Random variable — a function $X : \Omega \to \mathbb{R}$ that assigns a number to each outcome; it transforms raw possibility into a measurable quantity.
Probability distribution — the complete form, encoding the possibility of all states simultaneously. This is the ideal object: the pmf, pdf, or CDF from which everything else is derived.
Expected value — $\mathbb{E}[X] = \sum x \, p(x)$ , the distribution’s center of gravity, a single number summarizing the whole.

Key distribution families

Gaussian $\mathcal{N}(\mu, \sigma^2)$ — the attractor of sums (Central Limit Theorem).
Binomial $\text{Bin}(n, p)$ — counts of successes in $n$ independent trials.
Poisson $\text{Pois}(\lambda)$ — counts of rare events per unit time or space.

Axiomatic Foundation

Kolmogorov’s axioms reduce probability to measure theory. Given a sample space $\Omega$ and a $\sigma$ -algebra $\mathcal{F}$ of events, a probability measure $P : \mathcal{F} \to [0,1]$ must satisfy:

Non-negativity: $P(A) \geq 0$ for all $A \in \mathcal{F}$ .
Normalization: $P(\Omega) = 1$ .
Countable additivity: if $A_1, A_2, \ldots$ are pairwise disjoint, $P\!\left(\bigcup_i A_i\right) = \sum_i P(A_i)$ .

Derived rules

From these three axioms, all of classical probability is proven — not observed:

$P(A|B) = \frac{P(A \cap B)}{P(B)}$

$\underbrace{P(A|B)}_{\text{posterior}} = \frac{P(B|A)\,P(A)}{P(B)} \quad \text{(Bayes' theorem)}$

$P(A) = \sum_i P(A|B_i)\,P(B_i) \quad \text{(law of total probability)}$

Conditional probability and Bayes’ theorem are theorems, consequences of the axioms, not independent postulates.

Measurement and Evidence

Before it was axiomatized, probability was the empirical study of frequencies — ratios of favorable outcomes to total trials. The deductive and experimental faces meet here: the measure $P(A)$ is the limit the relative frequency converges to as trials grow.

Key measurement concepts:

Sample — a finite draw from a population; sampling variability is the source of uncertainty in estimates.
Estimator — a statistic $\hat{\theta}$ computed from data to estimate a population parameter; its sampling distribution describes how it would vary across repeated experiments.
Confidence interval — a random interval that contains the true parameter with prescribed probability under repeated sampling.
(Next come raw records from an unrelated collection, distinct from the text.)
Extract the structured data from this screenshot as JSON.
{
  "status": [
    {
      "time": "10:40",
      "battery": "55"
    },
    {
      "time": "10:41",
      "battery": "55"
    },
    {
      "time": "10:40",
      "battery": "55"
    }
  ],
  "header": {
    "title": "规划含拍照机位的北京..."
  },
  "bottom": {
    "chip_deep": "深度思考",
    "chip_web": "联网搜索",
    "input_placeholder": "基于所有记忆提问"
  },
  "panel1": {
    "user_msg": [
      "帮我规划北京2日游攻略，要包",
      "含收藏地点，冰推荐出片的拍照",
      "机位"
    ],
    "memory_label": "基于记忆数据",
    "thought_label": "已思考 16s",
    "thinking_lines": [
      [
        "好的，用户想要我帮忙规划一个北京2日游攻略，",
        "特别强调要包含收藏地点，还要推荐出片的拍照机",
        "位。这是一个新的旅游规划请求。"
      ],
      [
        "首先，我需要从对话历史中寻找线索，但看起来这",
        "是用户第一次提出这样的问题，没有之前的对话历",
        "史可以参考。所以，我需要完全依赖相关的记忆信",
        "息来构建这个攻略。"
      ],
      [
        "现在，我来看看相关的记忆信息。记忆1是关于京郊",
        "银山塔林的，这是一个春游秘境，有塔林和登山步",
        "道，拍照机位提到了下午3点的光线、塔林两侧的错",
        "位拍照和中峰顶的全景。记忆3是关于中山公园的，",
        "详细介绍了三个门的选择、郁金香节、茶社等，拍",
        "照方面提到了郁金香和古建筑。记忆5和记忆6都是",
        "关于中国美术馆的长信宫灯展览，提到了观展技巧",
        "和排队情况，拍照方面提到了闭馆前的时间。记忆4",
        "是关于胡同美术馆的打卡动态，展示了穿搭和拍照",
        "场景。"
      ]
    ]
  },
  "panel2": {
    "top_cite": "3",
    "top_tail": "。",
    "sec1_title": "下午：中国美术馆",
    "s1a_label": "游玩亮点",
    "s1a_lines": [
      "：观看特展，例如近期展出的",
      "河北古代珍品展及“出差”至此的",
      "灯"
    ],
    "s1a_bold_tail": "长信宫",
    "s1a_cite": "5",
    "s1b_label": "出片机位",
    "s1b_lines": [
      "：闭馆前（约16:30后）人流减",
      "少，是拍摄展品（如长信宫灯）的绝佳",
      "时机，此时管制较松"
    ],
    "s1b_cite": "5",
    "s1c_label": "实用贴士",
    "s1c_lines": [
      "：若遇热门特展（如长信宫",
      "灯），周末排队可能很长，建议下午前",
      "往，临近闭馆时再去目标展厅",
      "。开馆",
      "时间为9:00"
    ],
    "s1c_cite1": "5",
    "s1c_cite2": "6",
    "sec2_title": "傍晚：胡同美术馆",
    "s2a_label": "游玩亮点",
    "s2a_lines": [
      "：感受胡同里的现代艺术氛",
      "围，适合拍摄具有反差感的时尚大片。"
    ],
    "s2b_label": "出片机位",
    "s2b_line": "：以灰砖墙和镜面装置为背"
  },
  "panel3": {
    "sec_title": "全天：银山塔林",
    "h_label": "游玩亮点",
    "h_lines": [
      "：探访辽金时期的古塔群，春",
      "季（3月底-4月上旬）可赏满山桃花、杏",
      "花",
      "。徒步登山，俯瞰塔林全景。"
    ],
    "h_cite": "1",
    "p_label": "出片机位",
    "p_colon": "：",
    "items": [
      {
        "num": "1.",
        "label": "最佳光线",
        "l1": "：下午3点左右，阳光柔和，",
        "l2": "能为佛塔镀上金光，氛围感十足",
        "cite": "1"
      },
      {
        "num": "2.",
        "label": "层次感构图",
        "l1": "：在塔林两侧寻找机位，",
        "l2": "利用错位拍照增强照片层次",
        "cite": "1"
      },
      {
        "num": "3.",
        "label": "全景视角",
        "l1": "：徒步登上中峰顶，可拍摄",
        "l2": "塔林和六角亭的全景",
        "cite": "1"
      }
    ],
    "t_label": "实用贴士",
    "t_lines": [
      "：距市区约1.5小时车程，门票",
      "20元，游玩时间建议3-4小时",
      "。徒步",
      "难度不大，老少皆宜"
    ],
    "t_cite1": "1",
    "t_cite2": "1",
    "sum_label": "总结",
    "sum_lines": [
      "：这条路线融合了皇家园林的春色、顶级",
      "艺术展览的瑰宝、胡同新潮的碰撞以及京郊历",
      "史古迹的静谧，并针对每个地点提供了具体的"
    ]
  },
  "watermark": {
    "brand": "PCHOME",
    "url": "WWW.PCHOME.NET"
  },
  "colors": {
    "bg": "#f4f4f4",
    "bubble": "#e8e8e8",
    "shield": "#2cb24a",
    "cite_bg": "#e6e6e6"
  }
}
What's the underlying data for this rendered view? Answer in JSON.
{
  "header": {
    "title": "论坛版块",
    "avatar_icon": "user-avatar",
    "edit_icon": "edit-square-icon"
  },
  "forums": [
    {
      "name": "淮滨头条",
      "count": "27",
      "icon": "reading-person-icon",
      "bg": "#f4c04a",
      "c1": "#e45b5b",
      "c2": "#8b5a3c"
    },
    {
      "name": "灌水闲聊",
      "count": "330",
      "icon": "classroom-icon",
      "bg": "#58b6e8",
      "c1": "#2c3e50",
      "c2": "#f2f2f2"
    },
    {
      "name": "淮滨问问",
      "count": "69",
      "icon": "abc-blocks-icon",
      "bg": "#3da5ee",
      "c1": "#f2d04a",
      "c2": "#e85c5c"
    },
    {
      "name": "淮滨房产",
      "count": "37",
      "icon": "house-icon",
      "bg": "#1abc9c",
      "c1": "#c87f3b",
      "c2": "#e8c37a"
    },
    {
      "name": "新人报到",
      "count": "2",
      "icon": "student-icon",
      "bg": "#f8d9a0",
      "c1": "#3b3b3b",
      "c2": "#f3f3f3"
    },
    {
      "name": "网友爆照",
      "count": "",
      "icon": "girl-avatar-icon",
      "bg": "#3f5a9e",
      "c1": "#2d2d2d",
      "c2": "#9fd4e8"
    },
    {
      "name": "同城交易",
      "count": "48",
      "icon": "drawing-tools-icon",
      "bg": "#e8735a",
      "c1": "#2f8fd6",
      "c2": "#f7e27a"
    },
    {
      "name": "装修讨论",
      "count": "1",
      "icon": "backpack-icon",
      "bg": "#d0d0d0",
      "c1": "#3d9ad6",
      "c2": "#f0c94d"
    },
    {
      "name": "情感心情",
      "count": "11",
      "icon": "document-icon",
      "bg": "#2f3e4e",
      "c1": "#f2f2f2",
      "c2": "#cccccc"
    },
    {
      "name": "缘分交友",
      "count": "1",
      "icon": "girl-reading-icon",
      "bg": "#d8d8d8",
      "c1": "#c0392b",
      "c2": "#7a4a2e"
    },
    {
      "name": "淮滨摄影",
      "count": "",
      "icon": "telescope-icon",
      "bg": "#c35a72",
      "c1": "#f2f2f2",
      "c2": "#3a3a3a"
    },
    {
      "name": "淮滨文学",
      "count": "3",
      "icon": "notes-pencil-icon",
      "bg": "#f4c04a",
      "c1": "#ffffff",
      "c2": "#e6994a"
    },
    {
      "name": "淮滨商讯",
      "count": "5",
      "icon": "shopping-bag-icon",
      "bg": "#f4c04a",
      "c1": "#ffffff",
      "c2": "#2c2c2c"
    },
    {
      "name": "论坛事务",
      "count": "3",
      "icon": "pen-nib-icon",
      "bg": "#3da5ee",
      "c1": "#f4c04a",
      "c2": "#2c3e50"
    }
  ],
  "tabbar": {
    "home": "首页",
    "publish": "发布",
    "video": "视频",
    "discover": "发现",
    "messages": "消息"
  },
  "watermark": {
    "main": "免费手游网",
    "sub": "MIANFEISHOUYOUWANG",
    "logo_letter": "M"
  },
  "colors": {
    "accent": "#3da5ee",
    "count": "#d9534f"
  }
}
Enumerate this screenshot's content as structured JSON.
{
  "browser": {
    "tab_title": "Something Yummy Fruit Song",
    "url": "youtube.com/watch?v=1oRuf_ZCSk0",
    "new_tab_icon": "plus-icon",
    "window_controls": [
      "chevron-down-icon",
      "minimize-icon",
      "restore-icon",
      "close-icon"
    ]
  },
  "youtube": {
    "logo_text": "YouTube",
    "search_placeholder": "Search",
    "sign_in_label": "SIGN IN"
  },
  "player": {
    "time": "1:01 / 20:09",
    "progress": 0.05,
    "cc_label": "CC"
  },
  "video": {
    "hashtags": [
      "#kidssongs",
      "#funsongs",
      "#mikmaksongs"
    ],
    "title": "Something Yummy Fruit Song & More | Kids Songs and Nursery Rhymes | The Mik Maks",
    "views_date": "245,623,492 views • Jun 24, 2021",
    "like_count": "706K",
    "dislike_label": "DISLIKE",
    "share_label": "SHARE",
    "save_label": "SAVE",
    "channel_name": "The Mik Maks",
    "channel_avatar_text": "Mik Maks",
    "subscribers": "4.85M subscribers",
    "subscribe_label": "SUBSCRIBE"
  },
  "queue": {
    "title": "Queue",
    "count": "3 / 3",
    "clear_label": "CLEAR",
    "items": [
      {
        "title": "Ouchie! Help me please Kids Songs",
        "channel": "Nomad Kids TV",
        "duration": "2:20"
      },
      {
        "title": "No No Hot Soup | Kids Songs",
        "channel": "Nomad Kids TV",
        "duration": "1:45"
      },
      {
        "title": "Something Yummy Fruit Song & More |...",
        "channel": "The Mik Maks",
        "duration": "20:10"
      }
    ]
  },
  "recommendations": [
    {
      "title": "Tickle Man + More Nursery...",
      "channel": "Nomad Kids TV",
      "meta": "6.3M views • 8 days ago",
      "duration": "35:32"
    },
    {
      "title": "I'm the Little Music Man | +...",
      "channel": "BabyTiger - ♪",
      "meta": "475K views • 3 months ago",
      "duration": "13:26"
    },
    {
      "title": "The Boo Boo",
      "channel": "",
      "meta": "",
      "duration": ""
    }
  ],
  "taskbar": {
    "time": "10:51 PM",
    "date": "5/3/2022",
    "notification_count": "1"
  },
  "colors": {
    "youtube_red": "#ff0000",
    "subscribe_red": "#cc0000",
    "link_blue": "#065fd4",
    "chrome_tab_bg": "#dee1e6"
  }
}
Causal structure in probabilistic experiments:

Increasing sample size reduces estimator variance (law of large numbers).
A stronger (more concentrated) prior concentrates the posterior around prior beliefs, reducing the influence of data.

The Central Limit Theorem is the bridge: sums of independent, identically distributed random variables converge in distribution to a Gaussian, regardless of the original shape — making the normal distribution the empirical attractor of measurements.

Procedures

The algorithmic lens asks: what is the effective procedure for computing with probability?

Maximum Likelihood Estimation

Write the likelihood $L(\theta \mid \text{data}) = \prod_i p(x_i \mid \theta)$ .
Take the log: $\ell(\theta) = \sum_i \log p(x_i \mid \theta)$ .
Differentiate and set $\nabla_\theta \ell = 0$ ; solve for $\hat\theta$ .

Bayesian Update

$P(\theta \mid \text{data}) \propto P(\text{data} \mid \theta) \cdot P(\theta)$

This is a one-step multiplicative update: multiply prior by likelihood, then normalize.

Monte Carlo

When analytic integration is intractable, draw $n$ samples $x_i \sim p$ and approximate:

$\mathbb{E}_p[f(X)] \approx \frac{1}{n}\sum_{i=1}^n f(x_i)$

Variants — rejection sampling, importance sampling, Metropolis-Hastings MCMC, Gibbs sampling — extend this to distributions known only up to a normalizing constant.

Probability as a System

Viewed systemically, Bayesian inference is a feedback system for updating belief:

Stock: the current belief state — the prior $P(\theta)$ .
Flow: evidence (observed data), which drives a Bayesian update.
New stock: the posterior $P(\theta \mid \text{data})$ , which becomes the prior for the next observation.

This loop is reinforcing: each observation refines beliefs, and refined beliefs shape what future observations mean. The distribution is the system’s state; Bayes’ theorem is the transition rule.

The law of large numbers is the equilibrium theorem: as the flow of data grows, the posterior concentrates around the true parameter — the system converges to a fixed point.

Connections

Probability connects to statistics as its foundation — statistical inference is applied probability over samples and populations. It connects to calculus through measure theory and the theory of integration. Linear algebra enters through multivariate distributions, covariance matrices, and the geometry of high-dimensional probability.